BUSH-HU MEETING Masao Okonogi, a professor at Tokyo's Keio University, said expectations of another round of six-party talks before Chinese President Hu Jintao meets US President George W Bush later this month had faded because of friction between Pyongyang and Washington over the money laundering allegations.

''But neither America nor North Korea or the other participants want to destroy the six-party framework,'' he said.

''There is a small possibility that there could be an agreement to resume the six-way talks.

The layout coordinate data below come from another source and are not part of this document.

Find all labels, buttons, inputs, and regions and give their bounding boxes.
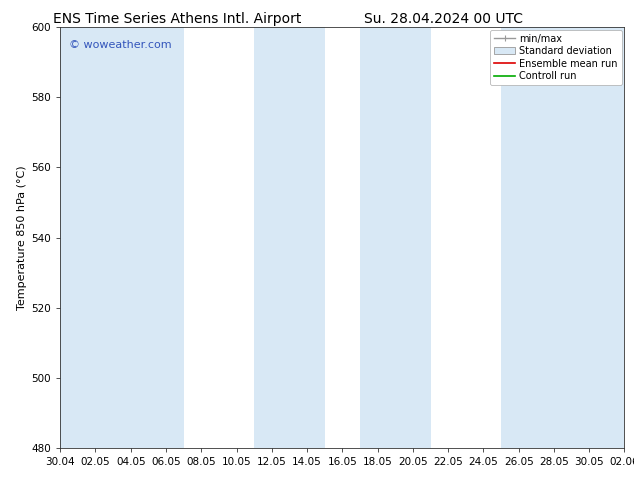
Bar: [501, 27, 572, 448]
Y-axis label: Temperature 850 hPa (°C): Temperature 850 hPa (°C): [17, 165, 27, 310]
Text: © woweather.com: © woweather.com: [68, 40, 171, 49]
Legend: min/max, Standard deviation, Ensemble mean run, Controll run: min/max, Standard deviation, Ensemble me…: [490, 30, 621, 85]
Bar: [572, 27, 634, 448]
Text: ENS Time Series Athens Intl. Airport: ENS Time Series Athens Intl. Airport: [53, 12, 302, 26]
Bar: [42, 27, 113, 448]
Bar: [113, 27, 184, 448]
Bar: [254, 27, 325, 448]
Bar: [360, 27, 430, 448]
Text: Su. 28.04.2024 00 UTC: Su. 28.04.2024 00 UTC: [365, 12, 523, 26]
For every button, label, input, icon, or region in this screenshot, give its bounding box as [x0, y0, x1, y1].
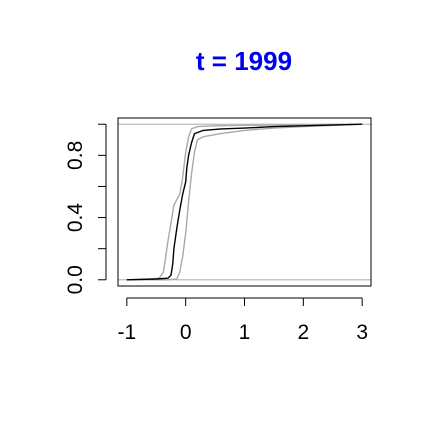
series-line-band-lower	[126, 123, 363, 281]
series-line-main	[126, 123, 363, 281]
y-axis: 0.0 0.4 0.8	[64, 123, 107, 294]
chart-title: t = 1999	[196, 46, 292, 76]
plot-area	[118, 123, 371, 281]
x-tick-label: 2	[297, 321, 309, 344]
x-tick-label: 1	[239, 321, 251, 344]
x-tick-label: 3	[356, 321, 368, 344]
x-axis: -1 0 1 2 3	[117, 297, 368, 344]
x-tick-label: -1	[117, 321, 136, 344]
series-line-band-upper	[126, 123, 363, 281]
x-tick-label: 0	[180, 321, 192, 344]
y-tick-label: 0.8	[64, 141, 87, 170]
y-tick-label: 0.4	[64, 203, 87, 233]
plot-box	[117, 117, 372, 287]
y-tick-label: 0.0	[64, 265, 87, 294]
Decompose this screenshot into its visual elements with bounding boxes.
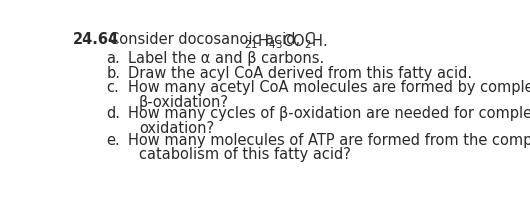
Text: oxidation?: oxidation?: [139, 121, 214, 136]
Text: e.: e.: [107, 132, 120, 148]
Text: β-oxidation?: β-oxidation?: [139, 95, 229, 110]
Text: a.: a.: [107, 51, 120, 66]
Text: c.: c.: [107, 80, 119, 95]
Text: Draw the acyl CoA derived from this fatty acid.: Draw the acyl CoA derived from this fatt…: [128, 65, 472, 81]
Text: How many cycles of β-oxidation are needed for complete: How many cycles of β-oxidation are neede…: [128, 106, 530, 121]
Text: 24.64: 24.64: [73, 32, 119, 48]
Text: How many molecules of ATP are formed from the complete: How many molecules of ATP are formed fro…: [128, 132, 530, 148]
Text: Consider docosanoic acid, C: Consider docosanoic acid, C: [109, 32, 315, 48]
Text: catabolism of this fatty acid?: catabolism of this fatty acid?: [139, 147, 351, 162]
Text: b.: b.: [107, 65, 120, 81]
Text: $\mathregular{_{21}H_{43}CO_2H.}$: $\mathregular{_{21}H_{43}CO_2H.}$: [244, 32, 328, 51]
Text: d.: d.: [107, 106, 120, 121]
Text: Label the α and β carbons.: Label the α and β carbons.: [128, 51, 324, 66]
Text: How many acetyl CoA molecules are formed by complete: How many acetyl CoA molecules are formed…: [128, 80, 530, 95]
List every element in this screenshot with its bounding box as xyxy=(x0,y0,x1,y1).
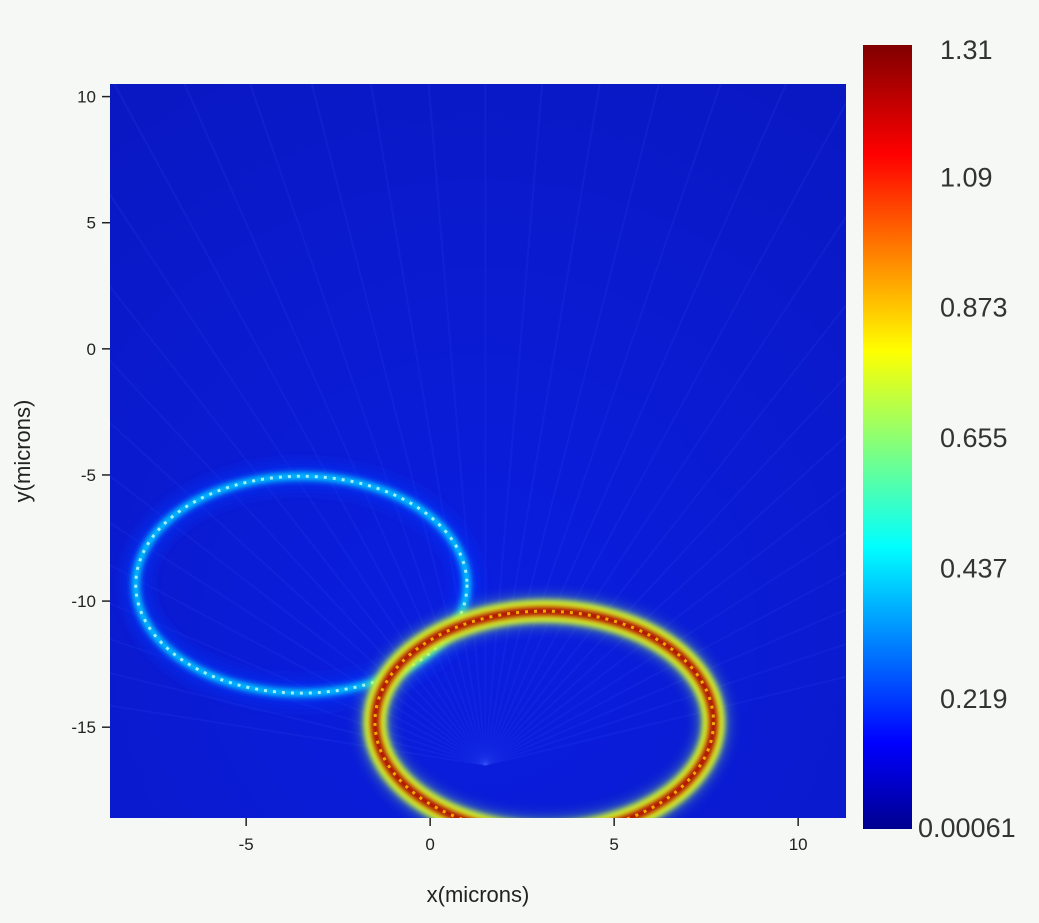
colorbar-ticks: 1.31 1.09 0.873 0.655 0.437 0.219 0.00061 xyxy=(918,35,1016,843)
y-tick-label: 0 xyxy=(87,340,96,359)
x-axis-title: x(microns) xyxy=(427,882,530,907)
y-tick-label: -15 xyxy=(71,718,96,737)
colorbar-tick-label: 0.437 xyxy=(940,554,1008,584)
ray-line xyxy=(484,571,846,766)
x-axis: -5 0 5 10 xyxy=(239,818,808,854)
y-tick-label: 5 xyxy=(87,214,96,233)
ray-line xyxy=(484,531,846,766)
y-tick-label: -5 xyxy=(81,466,96,485)
ring-fringes xyxy=(134,474,469,695)
x-tick-label: 10 xyxy=(789,835,808,854)
ray-line xyxy=(485,643,846,766)
ray-line xyxy=(110,704,486,767)
ray-line xyxy=(110,563,486,766)
ray-line xyxy=(484,84,601,766)
ray-line xyxy=(110,638,486,766)
colorbar-tick-label: 0.219 xyxy=(940,684,1008,714)
x-tick-label: 0 xyxy=(425,835,434,854)
ray-line xyxy=(310,84,487,766)
colorbar xyxy=(863,45,912,829)
ray-line xyxy=(113,84,487,766)
y-axis-title: y(microns) xyxy=(10,400,35,503)
ray-line xyxy=(484,84,788,766)
ray-line xyxy=(484,608,846,766)
ray-line xyxy=(484,84,660,766)
ray-line xyxy=(484,84,722,766)
x-tick-label: -5 xyxy=(239,835,254,854)
ray-line xyxy=(183,84,487,766)
colorbar-tick-label: 1.09 xyxy=(940,163,993,193)
y-tick-label: -10 xyxy=(71,592,96,611)
ray-line xyxy=(110,285,487,766)
ray-line xyxy=(110,672,486,767)
ray-line xyxy=(249,84,487,766)
colorbar-tick-label: 0.873 xyxy=(940,293,1008,323)
colorbar-tick-label: 1.31 xyxy=(940,35,993,65)
y-axis: 10 5 0 -5 -10 -15 xyxy=(71,88,110,737)
ray-line xyxy=(110,192,487,766)
colorbar-tick-label: 0.00061 xyxy=(918,813,1016,843)
ray-line xyxy=(110,421,487,766)
y-tick-label: 10 xyxy=(77,88,96,107)
field-features xyxy=(110,463,846,818)
colorbar-tick-label: 0.655 xyxy=(940,423,1008,453)
x-tick-label: 5 xyxy=(609,835,618,854)
ray-line xyxy=(484,84,544,766)
ray-line xyxy=(485,675,846,767)
ray-line xyxy=(110,359,487,766)
ring-fringes xyxy=(373,609,715,818)
ray-line xyxy=(484,434,846,766)
plot-area xyxy=(110,84,846,818)
ray-line xyxy=(110,521,486,766)
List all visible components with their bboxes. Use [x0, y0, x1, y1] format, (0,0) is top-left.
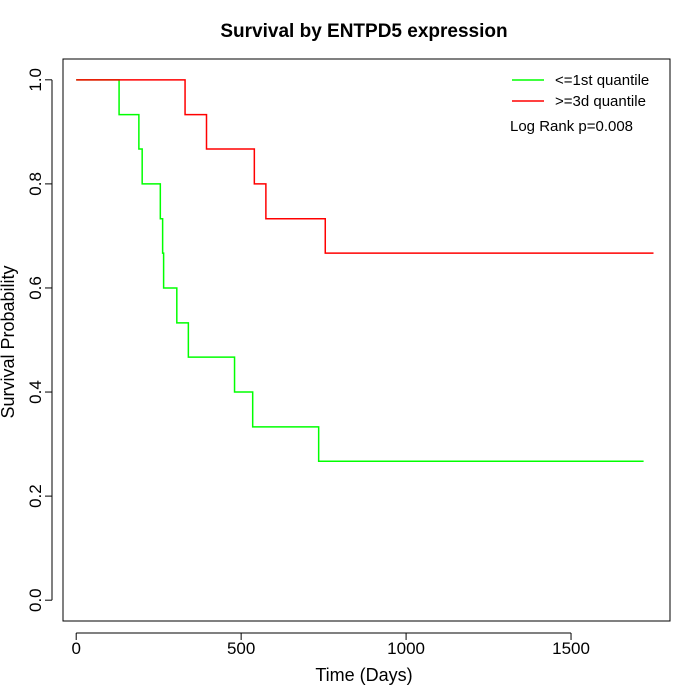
y-axis-label: Survival Probability [0, 265, 18, 418]
series-line-1 [76, 79, 644, 462]
plot-frame [62, 58, 671, 622]
series-layer [76, 79, 654, 462]
x-axis: 0 500 1000 1500 [71, 632, 590, 658]
chart-title: Survival by ENTPD5 expression [220, 21, 507, 42]
x-tick-label: 0 [71, 639, 80, 658]
y-tick-label: 1.0 [26, 68, 45, 92]
y-tick-label: 0.8 [26, 172, 45, 196]
x-tick-label: 500 [227, 639, 255, 658]
legend: <=1st quantile >=3d quantile [512, 72, 649, 110]
legend-label-2: >=3d quantile [555, 93, 646, 110]
y-axis: 0.0 0.2 0.4 0.6 0.8 1.0 [26, 68, 53, 612]
y-tick-label: 0.6 [26, 276, 45, 300]
x-tick-label: 1500 [552, 639, 590, 658]
x-tick-label: 1000 [387, 639, 425, 658]
y-tick-label: 0.4 [26, 380, 45, 404]
x-axis-label: Time (Days) [315, 665, 412, 685]
series-line-2 [76, 79, 654, 254]
y-tick-label: 0.0 [26, 588, 45, 612]
log-rank-annotation: Log Rank p=0.008 [510, 118, 633, 135]
y-tick-label: 0.2 [26, 484, 45, 508]
legend-label-1: <=1st quantile [555, 72, 649, 89]
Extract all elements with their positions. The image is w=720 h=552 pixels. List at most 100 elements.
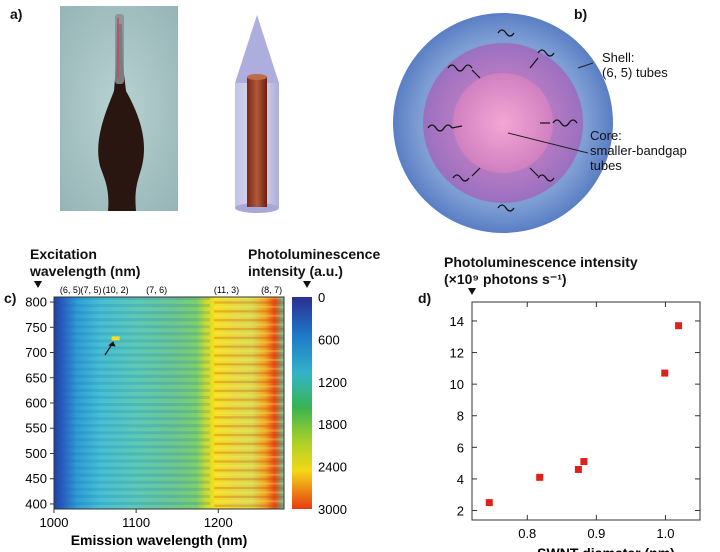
- heatmap-band: [54, 417, 211, 421]
- heatmap-band: [54, 297, 211, 301]
- scatter-y-tick-label: 10: [450, 377, 464, 392]
- heatmap-band: [54, 332, 211, 336]
- heatmap-band: [214, 310, 284, 313]
- heatmap-band: [54, 410, 211, 414]
- heatmap-y-tick-label: 450: [25, 471, 47, 486]
- heatmap-y-tick-label: 750: [25, 320, 47, 335]
- heatmap-band: [214, 500, 284, 503]
- heatmap-band: [214, 319, 284, 322]
- heatmap-band: [214, 314, 284, 317]
- scatter-y-tick-label: 6: [457, 440, 464, 455]
- scatter-frame: [471, 301, 701, 521]
- chirality-label: (6, 5): [60, 285, 81, 295]
- scatter-y-tick-label: 12: [450, 346, 464, 361]
- scatter-x-tick-label: 0.9: [587, 526, 605, 541]
- heatmap-band: [214, 425, 284, 428]
- heatmap-band: [54, 374, 211, 378]
- heatmap-y-tick-label: 400: [25, 496, 47, 511]
- heatmap-band: [54, 501, 211, 505]
- heatmap-y-tick-label: 700: [25, 345, 47, 360]
- intensity-marker-icon: [303, 281, 311, 288]
- fiber-micrograph-image: [60, 6, 178, 211]
- heatmap-band: [54, 388, 211, 392]
- heatmap-band: [54, 395, 211, 399]
- heatmap-band: [214, 433, 284, 437]
- heatmap-band: [54, 487, 211, 491]
- heatmap-band: [214, 478, 284, 481]
- heatmap-band: [214, 469, 284, 472]
- heatmap-axes: 400 450 500 550 600 650 700 750 800 1000 1100 1200 E…: [25, 281, 311, 548]
- heatmap-band: [214, 460, 284, 463]
- colorbar-tick-label: 1800: [318, 417, 347, 432]
- pl-intensity-header-line1: Photoluminescence: [248, 246, 381, 262]
- heatmap-band: [214, 376, 284, 379]
- heatmap-band: [54, 325, 211, 329]
- shell-label: Shell:: [602, 50, 635, 65]
- heatmap-plot-area: [54, 297, 284, 509]
- chirality-label: (11, 3): [214, 285, 239, 295]
- heatmap-band: [54, 304, 211, 308]
- heatmap-band: [214, 372, 284, 375]
- scatter-point: [536, 473, 544, 481]
- scatter-chart: 2 4 6 8 10 12 14 0.8 0.9 1.0 SWNT diameter (nm): [450, 288, 701, 552]
- colorbar-ticks: 0 600 1200 1800 2400 3000: [318, 290, 347, 517]
- heatmap-band: [54, 403, 211, 407]
- heatmap-band: [214, 482, 284, 485]
- core-sublabel-2: tubes: [590, 158, 622, 173]
- heatmap-band: [54, 473, 211, 477]
- heatmap-band: [214, 491, 284, 494]
- heatmap-band: [214, 305, 284, 309]
- heatmap-band: [54, 431, 211, 435]
- scatter-points: [485, 322, 683, 507]
- heatmap-band: [214, 495, 284, 498]
- shell-label-group: Shell: (6, 5) tubes: [602, 50, 668, 80]
- heatmap-band: [214, 420, 284, 423]
- panel-b-label: b): [574, 6, 588, 22]
- heatmap-band: [214, 297, 284, 300]
- scatter-point: [574, 465, 582, 473]
- heatmap-band: [214, 336, 284, 339]
- excitation-header-line2: wavelength (nm): [30, 263, 141, 279]
- scatter-x-tick-label: 1.0: [656, 526, 674, 541]
- heatmap-xlabel: Emission wavelength (nm): [71, 532, 248, 548]
- heatmap-y-tick-label: 650: [25, 370, 47, 385]
- colorbar-tick-label: 1200: [318, 375, 347, 390]
- colorbar-tick-label: 2400: [318, 460, 347, 475]
- heatmap-band: [214, 354, 284, 357]
- heatmap-band: [54, 353, 211, 357]
- heatmap-band: [54, 480, 211, 484]
- shell-sublabel: (6, 5) tubes: [602, 65, 668, 80]
- heatmap-band: [214, 416, 284, 419]
- probe-schematic-image: [235, 15, 279, 213]
- heatmap-band: [214, 403, 284, 406]
- heatmap-y-tick-label: 800: [25, 295, 47, 310]
- heatmap-band: [214, 464, 284, 468]
- heatmap-x-tick-label: 1000: [40, 515, 69, 530]
- heatmap-band: [54, 466, 211, 470]
- chirality-label: (8, 7): [261, 285, 282, 295]
- colorbar-tick-label: 0: [318, 290, 325, 305]
- heatmap-band: [54, 424, 211, 428]
- scatter-axes: 2 4 6 8 10 12 14 0.8 0.9 1.0 SWNT diameter (nm): [450, 288, 701, 552]
- excitation-header-line1: Excitation: [30, 246, 97, 262]
- heatmap-band: [214, 394, 284, 397]
- heatmap-band: [54, 438, 211, 442]
- panel-d-label: d): [418, 290, 432, 306]
- heatmap-chart: 400 450 500 550 600 650 700 750 800 1000 1100 1200 E…: [25, 281, 347, 548]
- chirality-label: (7, 6): [146, 285, 167, 295]
- heatmap-band: [214, 341, 284, 344]
- heatmap-band: [214, 350, 284, 353]
- heatmap-band: [214, 473, 284, 476]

That would make it easier for Hu when he meets Bush.'' North Korea could try to persuade the United States to lift the financial sanctions but Washington was unlikely to agree easily, said Noriyuki Suzuki, chief analyst at the Tokyo-based Radiopress news agency, which monitors North Korean media.

''This is a miniature version of the six-party talks and North Korea wants to send a message that it has no intention of scrapping the six-party framework,'' Suzuki said.

US ambassador to Seoul Alexander Vershbow said in an online chat with South Korean residents yesterday that Washington was losing patience with Pyongyang for stalling the six-party talks.

The six-party talks involve the two Koreas, the United States, China, Russia and Japan.

Other North Korean officials including Jong Thae-yang, deputy chief of the Foreign Ministry's US affairs department, and Han Song-ryol, deputy permanent representative to the United Nations, were also granted permission to visit Tokyo, the source in Tokyo said.